Marko Robnik-Šikonja

Faculty of Computer and Information Science, University of Ljubljana, Slovenia

Marko Robnik-Šikonja is a Professor of Computer Science and Informatics at the University of Ljubljana, Faculty of Computer and Information Science, and head of Machine Learning and Language Technology Lab. His research interests span machine learning, data mining, natural language processing, and explainable artificial intelligence. His most notable scientific results concern deep learning, natural language analysis, feature evaluation, ensemble learning, predictive model explanation, information network analysis, and data generation. He is (co)author of over 250 scientific publications cited more than 9,500 times. He has contributed to several national and EU projects and authored several data mining software packages and language resources.

Currently, large language models (LLMs) are redefining methodological approaches in many scientific areas, including linguistics and lexicography. LLMs are pretrained on huge text corpora by predicting the next tokens and adapted for human interaction with the instruction following datasets. This does not make them immune to hallucinations and biases, requiring a human-in-the-loop approach. In the context of lexicography, LLMs can be used to support several tasks. We will present how the information contained in language databases can be utilized to improve LLMs on lexicographic tasks. Our current methodology is based on knowledge graph extraction, continued pretraining of LLMs, prompt engineering, and semi-automatic evaluation.

Michal Měchura

Lexical Computing and Dublin City University

Michal Měchura is a language technologist with two decades of experience building IT solutions for lexicography, terminology and onomastics. He has worked on projects such as the National Terminology Database for Irish, the Placenames Database of Ireland and the New English–Irish Dictionary. He is the founder of the open-source dictionary writing system Lexonomy and the author of Terminologue, an open-source terminology management platform. Recently, Michal has been chairing the LEXIDMA technical committee in OASIS which has created DMLex, a modern data model for lexicography.

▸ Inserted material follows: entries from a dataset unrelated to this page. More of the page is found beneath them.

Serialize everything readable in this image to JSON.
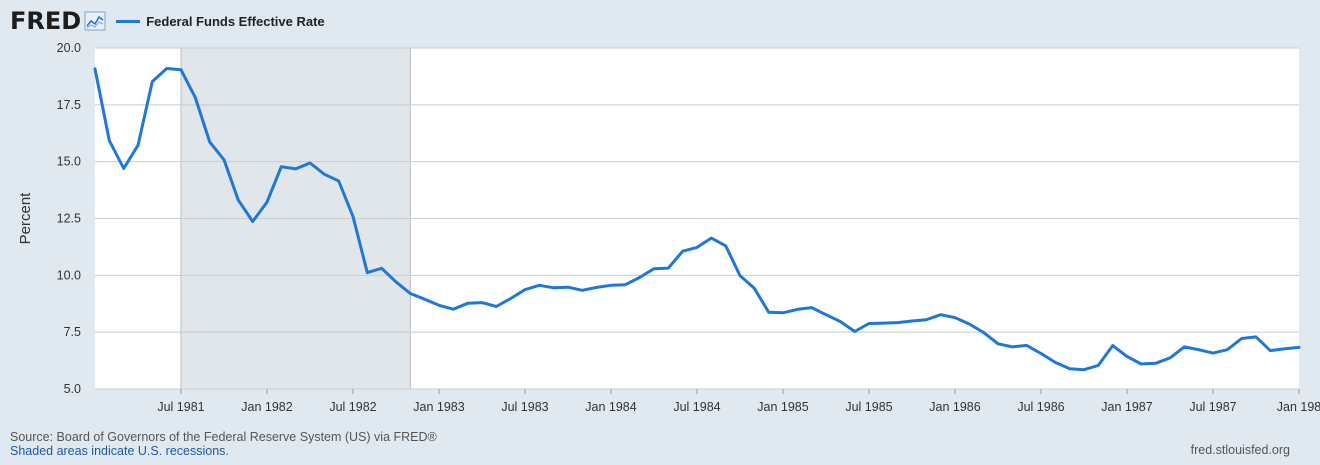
{
  "header": {
    "logo_text": "FRED",
    "logo_icon": "line-chart-icon"
  },
  "footer": {
    "source": "Source: Board of Governors of the Federal Reserve System (US) via FRED®",
    "recession_note": "Shaded areas indicate U.S. recessions.",
    "site": "fred.stlouisfed.org"
  },
  "colors": {
    "line": "#1f77d6",
    "plot_bg": "#ffffff",
    "page_bg": "#e1e9f0",
    "recession": "#e1e6ea",
    "grid": "#c8cdd2"
  },
  "chart_data": {
    "type": "line",
    "title": "",
    "xlabel": "",
    "ylabel": "Percent",
    "ylim": [
      5.0,
      20.0
    ],
    "yticks": [
      "5.0",
      "7.5",
      "10.0",
      "12.5",
      "15.0",
      "17.5",
      "20.0"
    ],
    "xlim": [
      "1981-01",
      "1988-01"
    ],
    "xticks": [
      {
        "date": "1981-07",
        "label": "Jul 1981"
      },
      {
        "date": "1982-01",
        "label": "Jan 1982"
      },
      {
        "date": "1982-07",
        "label": "Jul 1982"
      },
      {
        "date": "1983-01",
        "label": "Jan 1983"
      },
      {
        "date": "1983-07",
        "label": "Jul 1983"
      },
      {
        "date": "1984-01",
        "label": "Jan 1984"
      },
      {
        "date": "1984-07",
        "label": "Jul 1984"
      },
      {
        "date": "1985-01",
        "label": "Jan 1985"
      },
      {
        "date": "1985-07",
        "label": "Jul 1985"
      },
      {
        "date": "1986-01",
        "label": "Jan 1986"
      },
      {
        "date": "1986-07",
        "label": "Jul 1986"
      },
      {
        "date": "1987-01",
        "label": "Jan 1987"
      },
      {
        "date": "1987-07",
        "label": "Jul 1987"
      },
      {
        "date": "1988-01",
        "label": "Jan 198"
      }
    ],
    "grid": true,
    "legend": "top-left",
    "recessions": [
      {
        "start": "1981-07",
        "end": "1982-11"
      }
    ],
    "series": [
      {
        "name": "Federal Funds Effective Rate",
        "x": [
          "1981-01",
          "1981-02",
          "1981-03",
          "1981-04",
          "1981-05",
          "1981-06",
          "1981-07",
          "1981-08",
          "1981-09",
          "1981-10",
          "1981-11",
          "1981-12",
          "1982-01",
          "1982-02",
          "1982-03",
          "1982-04",
          "1982-05",
          "1982-06",
          "1982-07",
          "1982-08",
          "1982-09",
          "1982-10",
          "1982-11",
          "1982-12",
          "1983-01",
          "1983-02",
          "1983-03",
          "1983-04",
          "1983-05",
          "1983-06",
          "1983-07",
          "1983-08",
          "1983-09",
          "1983-10",
          "1983-11",
          "1983-12",
          "1984-01",
          "1984-02",
          "1984-03",
          "1984-04",
          "1984-05",
          "1984-06",
          "1984-07",
          "1984-08",
          "1984-09",
          "1984-10",
          "1984-11",
          "1984-12",
          "1985-01",
          "1985-02",
          "1985-03",
          "1985-04",
          "1985-05",
          "1985-06",
          "1985-07",
          "1985-08",
          "1985-09",
          "1985-10",
          "1985-11",
          "1985-12",
          "1986-01",
          "1986-02",
          "1986-03",
          "1986-04",
          "1986-05",
          "1986-06",
          "1986-07",
          "1986-08",
          "1986-09",
          "1986-10",
          "1986-11",
          "1986-12",
          "1987-01",
          "1987-02",
          "1987-03",
          "1987-04",
          "1987-05",
          "1987-06",
          "1987-07",
          "1987-08",
          "1987-09",
          "1987-10",
          "1987-11",
          "1987-12",
          "1988-01"
        ],
        "values": [
          19.08,
          15.93,
          14.7,
          15.72,
          18.52,
          19.1,
          19.04,
          17.82,
          15.87,
          15.08,
          13.31,
          12.37,
          13.22,
          14.78,
          14.68,
          14.94,
          14.45,
          14.15,
          12.59,
          10.12,
          10.31,
          9.71,
          9.2,
          8.95,
          8.68,
          8.51,
          8.77,
          8.8,
          8.63,
          8.98,
          9.37,
          9.56,
          9.45,
          9.48,
          9.34,
          9.47,
          9.56,
          9.59,
          9.91,
          10.29,
          10.32,
          11.06,
          11.23,
          11.64,
          11.3,
          9.99,
          9.43,
          8.38,
          8.35,
          8.5,
          8.58,
          8.27,
          7.97,
          7.53,
          7.88,
          7.9,
          7.92,
          7.99,
          8.05,
          8.27,
          8.14,
          7.86,
          7.48,
          6.99,
          6.85,
          6.92,
          6.56,
          6.17,
          5.89,
          5.85,
          6.04,
          6.91,
          6.43,
          6.1,
          6.13,
          6.37,
          6.85,
          6.73,
          6.58,
          6.73,
          7.22,
          7.29,
          6.69,
          6.77,
          6.83
        ]
      }
    ]
  }
}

It has been almost half a century since we started “doing” lexicography on computers. Let’s stop for a minute now and take a critical look at the data models we have been using to represent the structure of dictionaries in dictionary writing systems and other software.

In this talk, I will trace the history of lexicographic data modelling from its beginnings as text markup for retro-digitised dictionaries, to the present day when most dictionaries are born-digital. I will show that, regardless of which notation we use (XML, JSON or other), the underlying design pattern is almost always a tree structure in which the various content items (headwords, senses, definitions…) are arranged in a parent-child hierarchy.

I will argue that the tree-structured pattern is not expressive enough to handle some phenomena that occur in dictionaries, such as entry-to-entry cross-references, the placement of multiword subentries, and complex hierarchies of subsenses. These things would be easier to manage in a graph-based data structure, such as a relational database or a Semantic Web-style knowledge graph.

Dictionary projects which insist on a purely tree-structured data model are failing to make full use of the digital medium. But upgrading to a graph-based data model is difficult because tree-structured thinking is entrenched in the minds of lexicographers and dictionary users alike. This talk will conclude with an introduction to DMLex, a recently standardised “Data Model for Lexicography” which aims to ease this transition by being a hybrid model, combining tree structures where possible with graph structures where necessary.